Le deuxième sommet Russie-Afrique qui s'est tenu à Saint-Pétersbourg en juillet dernier a attiré l'attention des observateurs de la Russie. La question de savoir ce que la Russie fait en Afrique a suscité de l'intérêt bien avant le premier sommet Russie-Afrique de 2019, en grande partie en raison de l'implication croissante de la tristement célèbre PMC Wagner et des ambitieux projets d'énergie nucléaire de Rosatom (ou plutôt de ses déclarations ambitieuses). Pourtant, les responsables russes considèrent cette dernière vague de diplomatie interétatique comme un nouveau point culminant de l'interaction sur le continent africain. En effet, le président Vladimir Poutine, le MAE russe et de nombreux hauts fonctionnaires russes ont présenté ce deuxième sommet comme une évolution majeure de la politique étrangère qui confirme le rôle croissant de la Russie dans le Sud global, y voyant même une victoire de la politique étrangère russe sur l'Occident. Leurs déclarations sont, comme on pouvait s'y attendre, pleines d'optimisme et le sommet lui-même aurait été émaillé de déclarations signées par la Russie et diverses nations africaines s'engageant à établir des liens plus étroits dans les domaines du commerce, de l'énergie et de la sécurité. Mais au-delà de ces proclamations sur la multipolarité à venir et le "retour" de la Russie en Afrique, il n'y a pas beaucoup de raisons concrètes d'être optimiste.
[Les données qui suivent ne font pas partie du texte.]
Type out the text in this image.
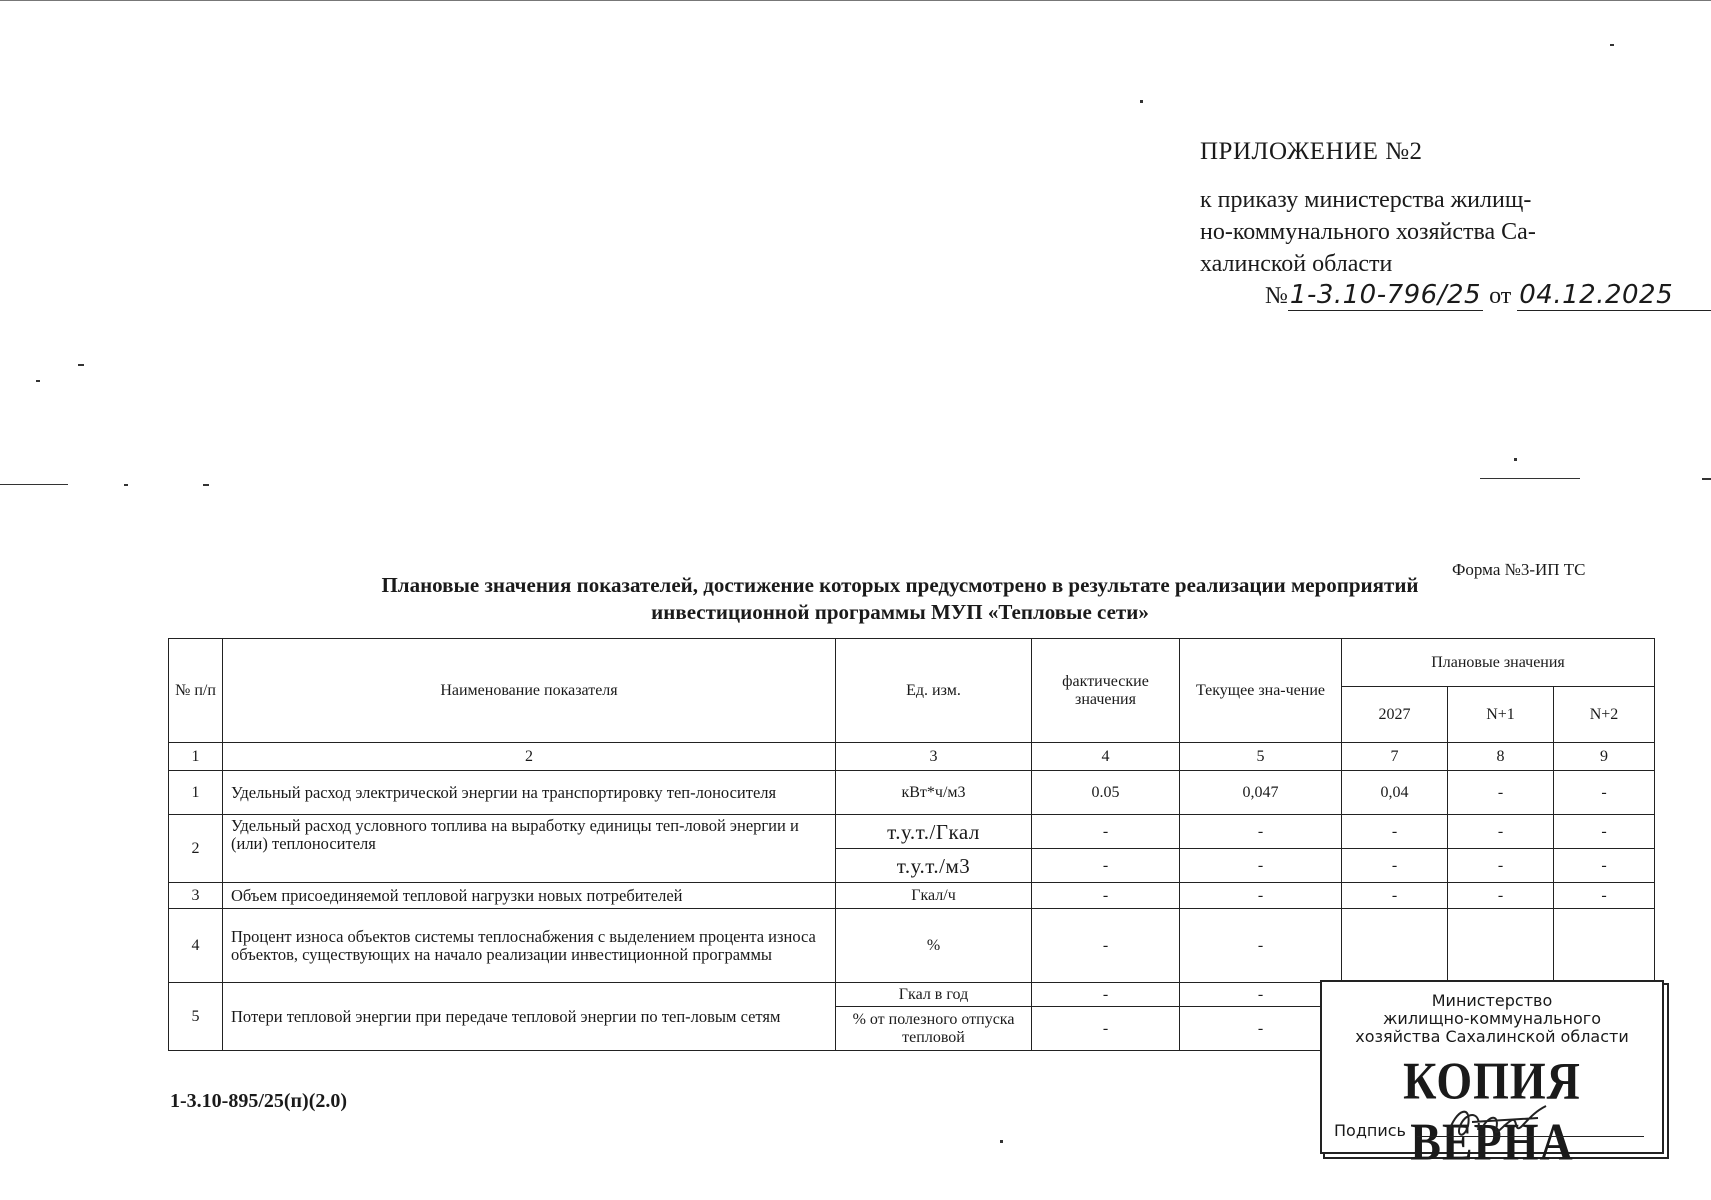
ПРИЛОЖЕНИЕ №2
к приказу министерства жилищ-
но-коммунального хозяйства Са-
халинской области
№1-3.10-796/25 от 04.12.2025
Форма №3-ИП ТС
Плановые значения показателей, достижение которых предусмотрено в результате реализации мероприятий
инвестиционной программы МУП «Тепловые сети»
№ п/п	Наименование показателя	Ед. изм.	фактические значения	Текущее зна-чение	Плановые значения		
					2027	N+1	N+2
1	2	3	4	5	7	8	9
1	Удельный расход электрической энергии на транспортировку теп-лоносителя	кВт*ч/м3	0.05	0,047	0,04	-	-
2	Удельный расход условного топлива на выработку единицы теп-ловой энергии и (или) теплоносителя	т.у.т./Гкал	-	-	-	-	-
		т.у.т./м3	-	-	-	-	-
3	Объем присоединяемой тепловой нагрузки новых потребителей	Гкал/ч	-	-	-	-	-
4	Процент износа объектов системы теплоснабжения с выделением процента износа объектов, существующих на начало реализации инвестиционной программы	%	-	-			
5	Потери тепловой энергии при передаче тепловой энергии по теп-ловым сетям	Гкал в год	-	-			
		% от полезного отпуска тепловой	-	-			
1-3.10-895/25(п)(2.0)
Министерство
жилищно-коммунального
хозяйства Сахалинской области
КОПИЯ ВЕРНА
Подпись
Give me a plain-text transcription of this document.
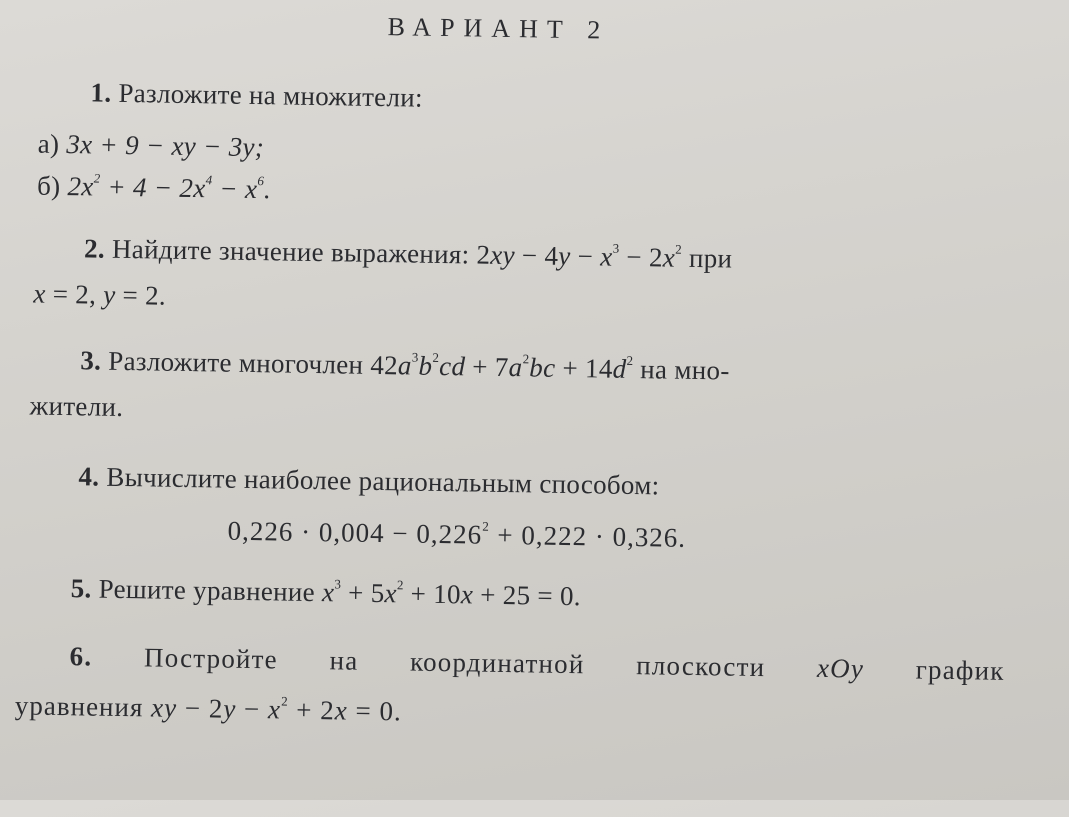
ВАРИАНТ 2
1. Разложите на множители:
а) 3x + 9 − xy − 3y;
б) $2x^2 + 4 - 2x^4 - x^6$.
2. Найдите значение выражения: $2xy - 4y - x^3 - 2x^2$ при
x = 2, y = 2.
3. Разложите многочлен $42a^3b^2cd + 7a^2bc + 14d^2$ на мно-
жители.
4. Вычислите наиболее рациональным способом:
$0,226 \cdot 0,004 - 0,226^2 + 0,222 \cdot 0,326$.
5. Решите уравнение $x^3 + 5x^2 + 10x + 25 = 0$.
6. Постройте на координатной плоскости xOy график
уравнения xy − $2y - x^2 + 2x = 0$.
Réputation et image télévisée

L'intérêt renaissant de la Russie pour l'Afrique repose sur l'effondrement de ses relations avec l'Occident dans le contexte de la guerre en Ukraine ; cet effondrement n'a pas commencé en 2022, mais est le fruit d'une progressive détérioration depuis 2014. Avec le succès limité du pivot de la Russie vers l'Asie, l'Afrique a été présentée comme une histoire à succès plus facile : il y avait un ancien héritage soviétique sur le continent sur lequel s'appuyer - en termes de commerce, d'armée et de soutien idéologique à la décolonisation ; un intérêt significatif parmi les nations africaines pour voir la Russie comme un challenger contemporain au leadership occidental et à son "néocolonialisme en Afrique" et un désir urgent à Moscou de montrer comment la Russie n'est pas isolée et a des alternatives à la fois à l'Ouest et à l'Est. Le kit de départ était relativement bon marché pour la Russie - un nombre limité de promesses de soutien économique et d'échanges commerciaux et beaucoup de gratitude de la part du public africain en retour.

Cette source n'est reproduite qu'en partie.